Cranky sat in the screening room eyes wide open. Ears working to the best of their ability. When the energy level of the film is kicking out the jams, there is no problem following this alien culture, at least not to these American ears. There is a problem when the aural volume drops considerable, when talk gets romantic or schemes are hatched and specific Irish slang words enter the dialog mix. It is at these moments, which come to dominate the latter half of the movie that this reviewer found himself almost lost. The story is simple enough that I was never at a loss to follow the general motions of all the stories -- credit the writers for that -- but what I feel would have been a grander emotional connection was lost because too much aural information vanished into the decomposing bits of cranial matter, long pummeled by too many years working in the rock n roll business.
While there is a lot of political material in the movie, the Irish in general (and the Brits too for that matter) all come off as real, passionate people. None of the traditional stereotyping we've come to expect from Catholic/Protestant conflict stories. There's a wee bit of material that pushes the line but nothing to push Titanic Town into the realm of one sided political propaganda.

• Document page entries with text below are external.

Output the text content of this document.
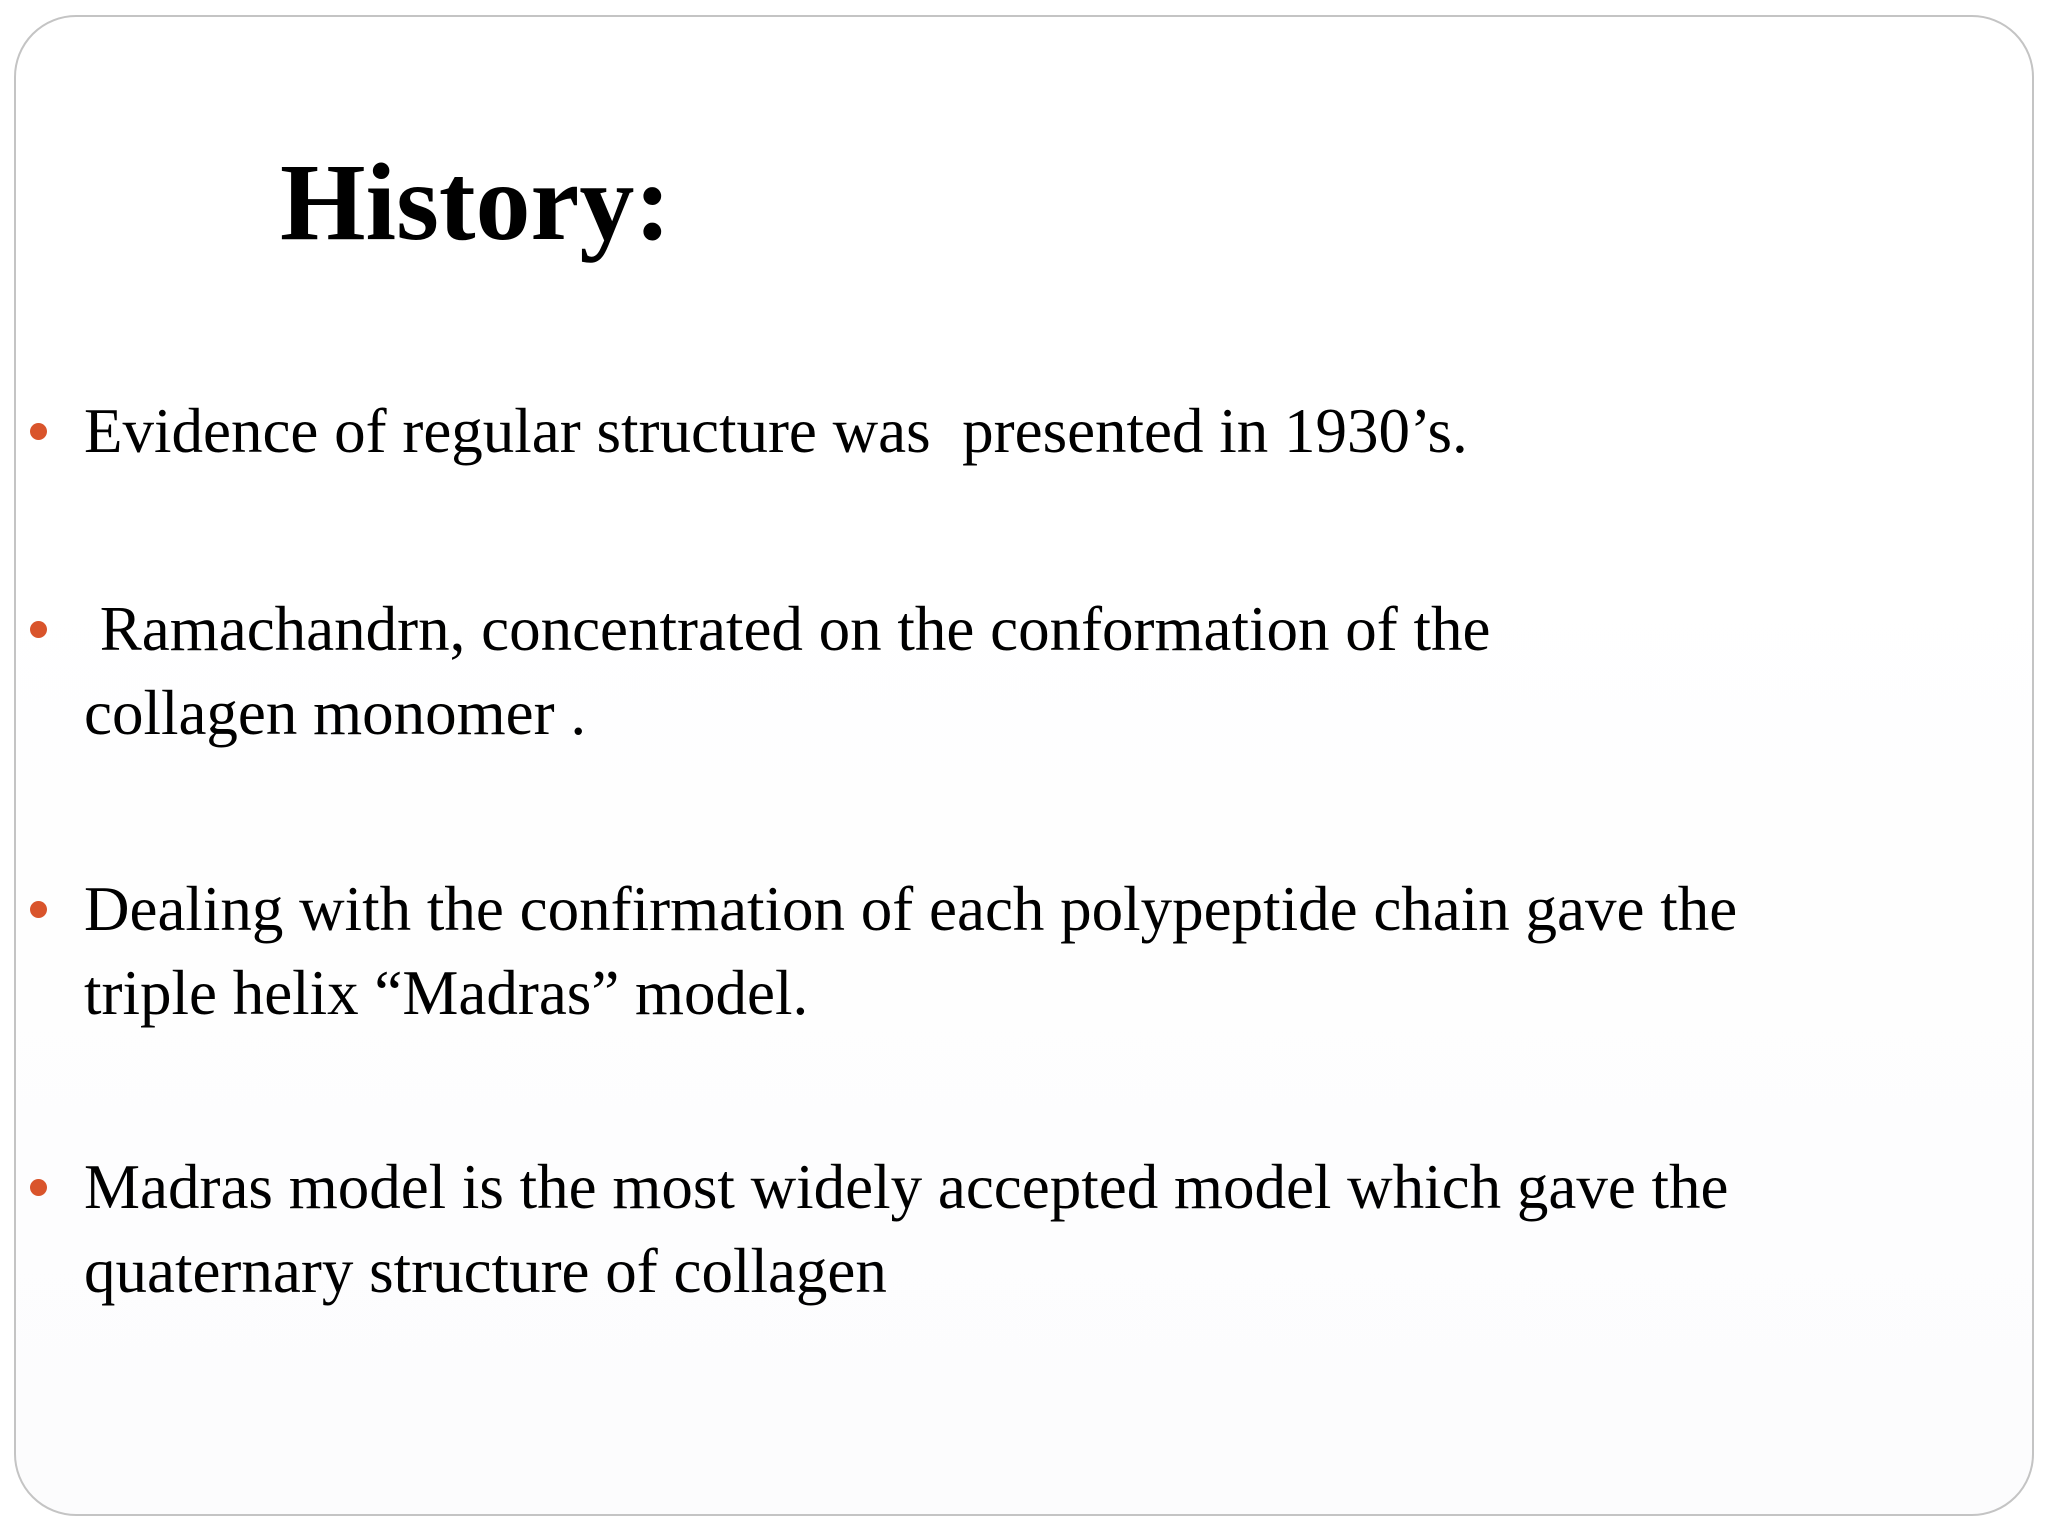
History:
Evidence of regular structure was  presented in 1930’s.
Ramachandrn, concentrated on the conformation of the
collagen monomer .
Dealing with the confirmation of each polypeptide chain gave the
triple helix “Madras” model.
Madras model is the most widely accepted model which gave the
quaternary structure of collagen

Two hints for enjoying this flick: find an arthouse, preferably one whose clientele are not of the type who scream back at the screen as if it were a television set. You may need every bit of your linguistic aural abilities to track the dialog -- God knows If I had any of mine left, the rating would be higher, though there's still the question of slang words which haven't been Americanized.
On average, a first run movie ticket will run you Eight Bucks. Were Cranky able to set his own price to Titanic Town, he would have paid...
Definitely for the arthouse circuit with breakout possibilities if I am totally off the mark about aural understanding.